Don’t talk to me, I repeated in my head. Don’t talk to me. Of course he stopped right in front of me with a chuckle, obviously waiting for me to look up. I resisted only until realizing he wouldn’t go away unless his vile presence was acknowledged.
“Tommy Featherstone’s little sister,” his thin, drawling voice sneered. “You’re looking…uptight as always.” He stuck his arm against the wall in an inappropriate lean toward me. Everything he said dripped blatantly with sexual narcissism. “What were you and my little brother doing out in the middle of the street together?”
I gritted my teeth, determined not to speak. I’d never said a word to him and hoped I’d never have to, which was quite the lofty ideal for someone whose mouth frequently went renegade. The truth is, if I was creeped out by Brad, I was terrified of Ead. If I could have chosen one dude not to ever meet in a dark alley, it would have been him.
Quickly as he’d approached me, he walked away guffawing to himself, disappearing into another microscopic office. I let out my breath, surprised the confrontation was over s
o easily. It wasn’t a coincidence; Roy was headed toward me.
“It’s all over, Sara,” he announced. “You can go home.”
I’d never been more relieved in my life, but was hardly surprised. I shoved Ead out of my mind and my thoughts wandered back to Emmett. “So what’s going to happen to him?” I asked for the second time.
“Emmett? He’ll be fine.”
“Is he going to the hospital?”
“Sara,” Roy said with a frown. “Do yourself a favor and forget about all of this. His father will take care of him now.”
That’s what I was afraid of. “So you’ll get him to the hospital?” I repeated.
Roy took my jacket out of my arms and wrapped it affectionately around my shoulders. I shrugged off the simple gesture of apology. Roy had betrayed me, and I wasn’t feeling very forgiving.
“Do you need a ride home?” he asked.
“No,” I snapped. That would be the worst idea ever.
I pulled my cell phone out of my pocket and dialed the only person I knew who would pick me up at two o’clock in the morning from the police station and not tell my parents. Ten minutes later a little blue PT Cruiser pulled up and a girl with dark bouncy ringlets waved to me from the driver’s seat.
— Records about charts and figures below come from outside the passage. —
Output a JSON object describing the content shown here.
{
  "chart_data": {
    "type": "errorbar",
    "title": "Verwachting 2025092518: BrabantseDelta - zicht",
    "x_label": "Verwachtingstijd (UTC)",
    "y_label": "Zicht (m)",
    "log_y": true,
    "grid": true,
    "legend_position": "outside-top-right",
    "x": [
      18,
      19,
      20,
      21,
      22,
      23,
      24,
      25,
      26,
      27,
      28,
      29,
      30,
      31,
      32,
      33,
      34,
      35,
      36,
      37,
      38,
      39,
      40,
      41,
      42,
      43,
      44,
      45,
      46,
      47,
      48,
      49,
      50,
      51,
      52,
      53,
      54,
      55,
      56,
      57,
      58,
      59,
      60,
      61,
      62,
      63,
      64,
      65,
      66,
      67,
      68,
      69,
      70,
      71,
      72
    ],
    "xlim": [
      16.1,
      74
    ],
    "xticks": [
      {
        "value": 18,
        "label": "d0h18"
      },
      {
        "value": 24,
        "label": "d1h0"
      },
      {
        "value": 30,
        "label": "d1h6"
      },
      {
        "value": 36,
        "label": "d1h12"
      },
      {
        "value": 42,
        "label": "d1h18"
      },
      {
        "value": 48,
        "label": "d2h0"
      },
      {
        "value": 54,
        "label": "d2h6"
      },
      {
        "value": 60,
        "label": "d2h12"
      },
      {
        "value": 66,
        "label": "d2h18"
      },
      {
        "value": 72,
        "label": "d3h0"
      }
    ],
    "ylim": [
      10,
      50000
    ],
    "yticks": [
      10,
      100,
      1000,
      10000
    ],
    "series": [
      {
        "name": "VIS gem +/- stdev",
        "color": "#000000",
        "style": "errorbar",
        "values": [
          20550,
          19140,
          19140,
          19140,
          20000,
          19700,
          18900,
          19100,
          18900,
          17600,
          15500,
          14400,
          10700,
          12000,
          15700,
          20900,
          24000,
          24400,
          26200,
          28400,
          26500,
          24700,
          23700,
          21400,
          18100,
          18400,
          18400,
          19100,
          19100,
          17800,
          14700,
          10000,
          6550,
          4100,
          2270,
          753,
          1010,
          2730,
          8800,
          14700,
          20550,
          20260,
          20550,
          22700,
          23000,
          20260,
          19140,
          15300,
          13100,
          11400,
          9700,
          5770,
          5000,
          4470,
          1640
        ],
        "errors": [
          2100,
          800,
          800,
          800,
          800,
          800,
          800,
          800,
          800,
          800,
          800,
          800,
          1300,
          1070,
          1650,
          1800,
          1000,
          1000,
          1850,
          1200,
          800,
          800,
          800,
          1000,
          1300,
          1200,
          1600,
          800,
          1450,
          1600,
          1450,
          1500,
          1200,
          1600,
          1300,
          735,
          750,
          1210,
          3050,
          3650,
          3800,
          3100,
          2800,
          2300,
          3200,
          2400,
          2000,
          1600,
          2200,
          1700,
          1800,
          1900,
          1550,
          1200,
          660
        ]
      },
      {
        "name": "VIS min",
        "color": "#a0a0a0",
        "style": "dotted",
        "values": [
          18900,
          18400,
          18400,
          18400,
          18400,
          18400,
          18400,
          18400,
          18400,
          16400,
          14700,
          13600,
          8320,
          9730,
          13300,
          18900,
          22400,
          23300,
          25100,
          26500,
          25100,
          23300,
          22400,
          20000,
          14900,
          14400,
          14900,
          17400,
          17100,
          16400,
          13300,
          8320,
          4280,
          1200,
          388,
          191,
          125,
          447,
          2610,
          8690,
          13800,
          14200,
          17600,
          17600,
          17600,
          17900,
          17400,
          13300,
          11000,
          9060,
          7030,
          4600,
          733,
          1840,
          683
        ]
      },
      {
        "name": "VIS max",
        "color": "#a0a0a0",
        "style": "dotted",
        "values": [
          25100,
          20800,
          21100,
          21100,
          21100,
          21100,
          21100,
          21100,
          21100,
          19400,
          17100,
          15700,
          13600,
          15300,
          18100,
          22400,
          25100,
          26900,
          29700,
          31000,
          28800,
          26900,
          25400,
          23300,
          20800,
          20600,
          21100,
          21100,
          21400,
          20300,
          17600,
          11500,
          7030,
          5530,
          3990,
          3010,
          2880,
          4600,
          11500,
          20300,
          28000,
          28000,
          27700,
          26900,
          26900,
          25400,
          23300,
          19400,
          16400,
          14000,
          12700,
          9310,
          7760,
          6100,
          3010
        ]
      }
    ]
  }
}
Sometimes you had to put your trust in the nutty granddaughters of the bible-thumping old ladies of the world.
“Hey Jamie,” I said, climbing into the passenger side.
****
Three O’Clock
Soft music played on the radio as we pulled out of the police station parking lot. The stress of the last few hours had peaked and was now poised to leave my body. Soon I would be home where I longed to be, where there would be silence, sweet silence. As the subtle smell of pineapple air-freshener and the warmth and gentle rocking of the car almost lulled me to sleep, I remained blissfully unaware of our departure from the road. In fact, I was dead to the world until a fistful of knuckles clobbered my arm and I was confronted with Jamie’s infuriated stare.